French bumper wheat harvest finds offshore markets

 
 

French officials look on to 10% less of their expected year-end inventories as the country found new markets last month for its bumper wheat supplies.

 

The French farm office, FranceAgriMer, said the country will end the 2009-10 marketing year with stocks of 3.52 million tonnes of grain.

 

The revised forecast reflects better hopes for exports which will hit 9.2 million tonnes during the crop year, some 400,000 tonnes higher than the volume shipped in 2008-09.

 

After a slow start to 2010, European grain exports have recently picked up with new buyers such as the Philippines where UK shipped wheat for the first time in a number of years.

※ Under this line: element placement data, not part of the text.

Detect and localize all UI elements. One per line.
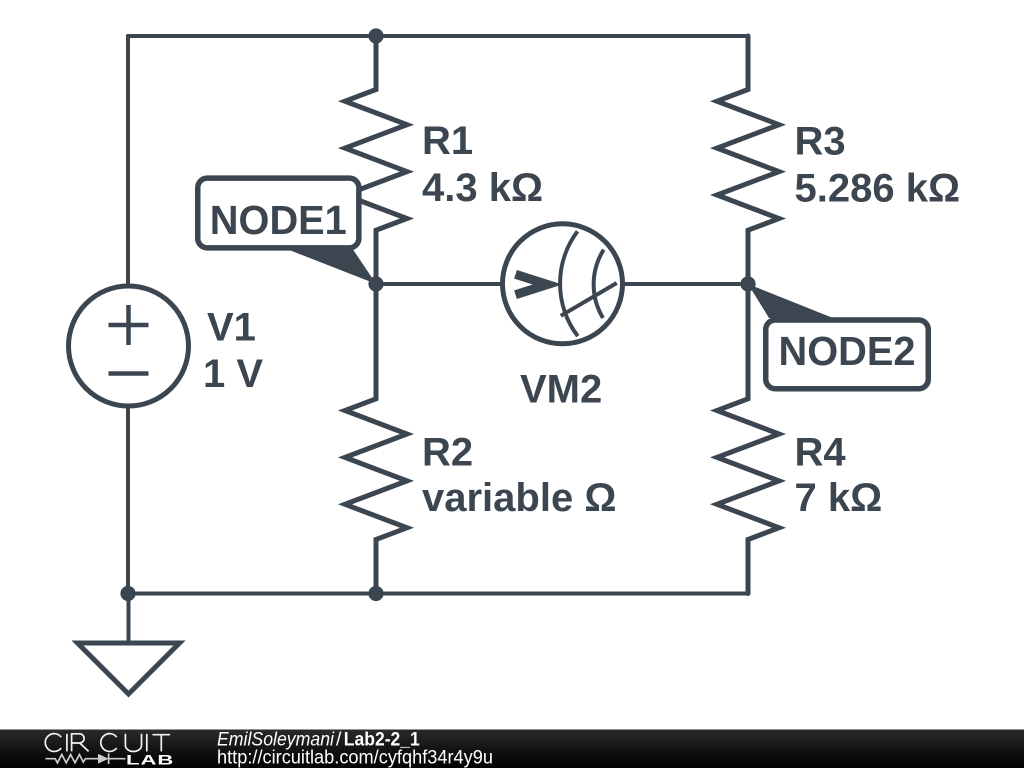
label R1 value xyxy=(422,119,543,210)
svg-text:V1: V1 xyxy=(207,305,256,349)
callout NODE2 xyxy=(748,284,928,389)
svg-text:7 kΩ: 7 kΩ xyxy=(795,476,883,520)
svg-text:variable Ω: variable Ω xyxy=(422,476,616,520)
node junction dot NODE1 xyxy=(368,276,383,291)
CircuitLab logo LAB xyxy=(126,752,174,768)
node junction dot ground xyxy=(120,586,135,601)
svg-text:4.3 kΩ: 4.3 kΩ xyxy=(422,166,543,210)
attribution line 2 xyxy=(217,747,493,768)
node junction dot R2 bottom xyxy=(368,586,383,601)
resistor R1 xyxy=(345,36,407,284)
wire NODE1 to VM2 xyxy=(376,282,500,286)
node junction dot top rail / R1 xyxy=(368,28,383,43)
footer bar xyxy=(0,730,1024,768)
svg-text:NODE1: NODE1 xyxy=(210,197,347,243)
CircuitLab logo CIRCUIT xyxy=(45,734,170,752)
svg-text:R4: R4 xyxy=(795,430,847,474)
resistor R4 xyxy=(717,284,779,594)
svg-text:1 V: 1 V xyxy=(203,352,263,396)
svg-text:R2: R2 xyxy=(422,430,473,474)
svg-text:http://circuitlab.com/cyfqhf34: http://circuitlab.com/cyfqhf34r4y9u xyxy=(217,747,493,768)
resistor R2 xyxy=(345,284,407,594)
label R3 value xyxy=(795,120,961,211)
label V1 value xyxy=(203,305,263,396)
svg-text:5.286 kΩ: 5.286 kΩ xyxy=(795,167,961,211)
wire bottom rail xyxy=(128,592,748,596)
CircuitLab logo resistor-diode graphic xyxy=(46,753,126,764)
attribution line 1 xyxy=(217,729,420,751)
svg-text:R1: R1 xyxy=(422,119,473,163)
wire VM2 to NODE2 xyxy=(625,282,748,286)
svg-text:R3: R3 xyxy=(795,120,846,164)
label R2 value xyxy=(422,430,616,520)
label VM2 xyxy=(520,368,602,412)
callout NODE1 xyxy=(198,178,376,284)
voltage source V1 xyxy=(69,286,189,406)
label R4 value xyxy=(795,430,883,520)
wire V1 bottom to bottom rail xyxy=(126,409,130,594)
svg-text:LAB: LAB xyxy=(126,752,174,768)
wire top rail xyxy=(128,34,748,38)
voltmeter VM2 xyxy=(503,224,623,344)
wire left vertical (top rail to V1) xyxy=(126,36,130,284)
svg-text:NODE2: NODE2 xyxy=(779,328,916,374)
ground xyxy=(78,594,180,695)
svg-text:VM2: VM2 xyxy=(520,368,602,412)
resistor R3 xyxy=(717,36,779,284)
node junction dot NODE2 xyxy=(740,276,755,291)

French wheat has also been shipped to Brazil, Mexico and Thailand, prior to its historic stronghold in North Africa, where import demand has been sapped by strong domestic crops.

 

"We benefitted from our wheat's competitiveness, helped by a drop in prices that took place in early March and the relative fall of the euro at that time," said Michel Ferret, FranceAgriMer's head of markets.

 

The euro has lost 10% against the US dollar since early December, weakened by the sovereign debt crisis in Greece

 

The bureau also trimmed its estimate for French barley stocks by 104,000 tonnes to 3.7 million tonnes at the close of 2009-10, citing higher sales to other EU countries, notably to the Netherlands. Still, inventories will have more than doubled in a year. For corn, the year-end estimate was raised by 194,000 tonnes to 2.68 million tonnes.